By Chris Mudd, Staff Writer

In an age of remakes and sequels, director and writer David Robert Mitchell brought to the audience a fresh and thrilling tale that was original and haunting.

“It Follows” is perhaps the most genuine installment in the horror genre in the last several years.

The film follows Jay, a young woman played by Maika Monroe. She is pursued by a living curse, passed onto her after a sexual encounter with a man from her high school. What follows is an hour and a half of paranoia, an emotion all too often overlooked in the horror genre.

Mitchell managed to capture the essence of horror similar to the genre’s golden years. The film harkens to the eighties, where the female lead is always in high heels and the monster is terrifying and original akin to that of “The Thing.”

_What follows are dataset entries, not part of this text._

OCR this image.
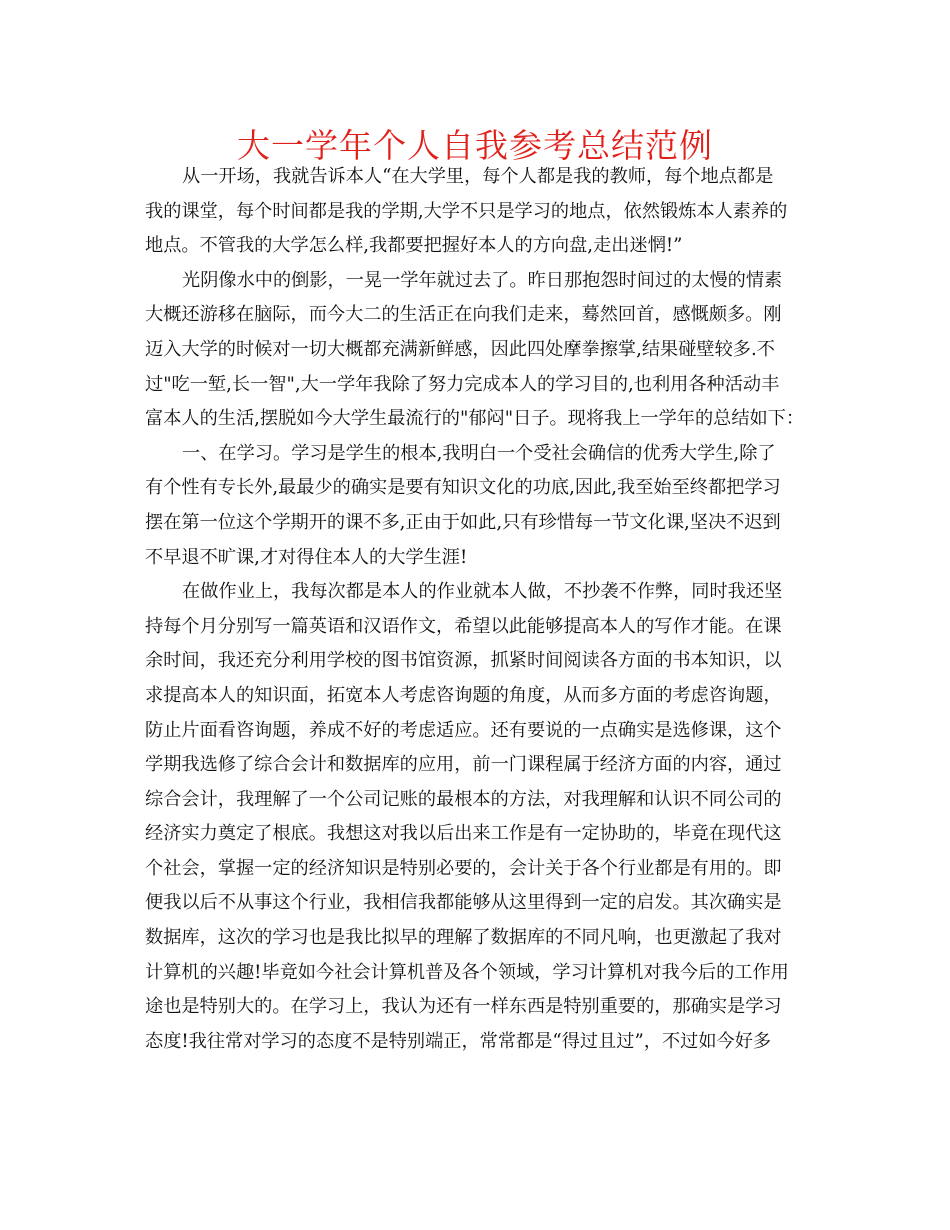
大一学年个人自我参考总结范例
从一开场，我就告诉本人“在大学里，每个人都是我的教师，每个地点都是
我的课堂，每个时间都是我的学期,大学不只是学习的地点，依然锻炼本人素养的
地点。不管我的大学怎么样,我都要把握好本人的方向盘,走出迷惘!”
光阴像水中的倒影，一晃一学年就过去了。昨日那抱怨时间过的太慢的情素
大概还游移在脑际，而今大二的生活正在向我们走来，蓦然回首，感慨颇多。刚
迈入大学的时候对一切大概都充满新鲜感，因此四处摩拳擦掌,结果碰壁较多.不
过"吃一堑,长一智",大一学年我除了努力完成本人的学习目的,也利用各种活动丰
富本人的生活,摆脱如今大学生最流行的"郁闷"日子。现将我上一学年的总结如下：
一、在学习。学习是学生的根本,我明白一个受社会确信的优秀大学生,除了
有个性有专长外,最最少的确实是要有知识文化的功底,因此,我至始至终都把学习
摆在第一位这个学期开的课不多,正由于如此,只有珍惜每一节文化课,坚决不迟到
不早退不旷课,才对得住本人的大学生涯!
在做作业上，我每次都是本人的作业就本人做，不抄袭不作弊，同时我还坚
持每个月分别写一篇英语和汉语作文，希望以此能够提高本人的写作才能。在课
余时间，我还充分利用学校的图书馆资源，抓紧时间阅读各方面的书本知识，以
求提高本人的知识面，拓宽本人考虑咨询题的角度，从而多方面的考虑咨询题，
防止片面看咨询题，养成不好的考虑适应。还有要说的一点确实是选修课，这个
学期我选修了综合会计和数据库的应用，前一门课程属于经济方面的内容，通过
综合会计，我理解了一个公司记账的最根本的方法，对我理解和认识不同公司的
经济实力奠定了根底。我想这对我以后出来工作是有一定协助的，毕竟在现代这
个社会，掌握一定的经济知识是特别必要的，会计关于各个行业都是有用的。即
便我以后不从事这个行业，我相信我都能够从这里得到一定的启发。其次确实是
数据库，这次的学习也是我比拟早的理解了数据库的不同凡响，也更激起了我对
计算机的兴趣!毕竟如今社会计算机普及各个领域，学习计算机对我今后的工作用
途也是特别大的。在学习上，我认为还有一样东西是特别重要的，那确实是学习
态度!我往常对学习的态度不是特别端正，常常都是“得过且过”，不过如今好多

The curse that pursues her must always be moving toward its prey and can take on almost any human form. A relative, a stranger, anything to get close. The paranoia of the film was always looming in the back of the audience’s mind through every scene. Even in the seemingly most boring scenes, every hallway is a scare waiting to happen. And that was the thing that made the film so great. It knew when to pull back and let the audience sit with the fear instead of relying on the all-too-common jump scare gag.

That’s not to suggest there aren’t flaws. The film uses two jump scares that aren’t totally necessary and the rules that the curse abides by don’t seem particularly consistent.

Even though the audience was told the curse must always be moving, for example, there are a couple times when the creature is standing still for the creepy visual effect. Nonetheless, I was able to overlook those small inconsistencies due to the originality of the creature itself. It’s physical presence was minimal compared to the anxiety it caused by always being just a moment away.

The score of the film added to the intensity as well. The synthesization, percussion and fast paced yet steadfast rhythm encapsulated perfectly the desperate need to run away. At times, when listening to the score on its own, I felt very much like I was drowning, but so close to the shore. If I could only move just a little bit faster, I could get away. The music was created by Disasterpeace and they deserve a lot of credit for their creativity in this one.

“It Follows” was not a perfect film by any means, far from it. While it’s in theaters, it deserves a watch just for the fact that someone made a horror film that wasn’t a remake. I must applaud the originality.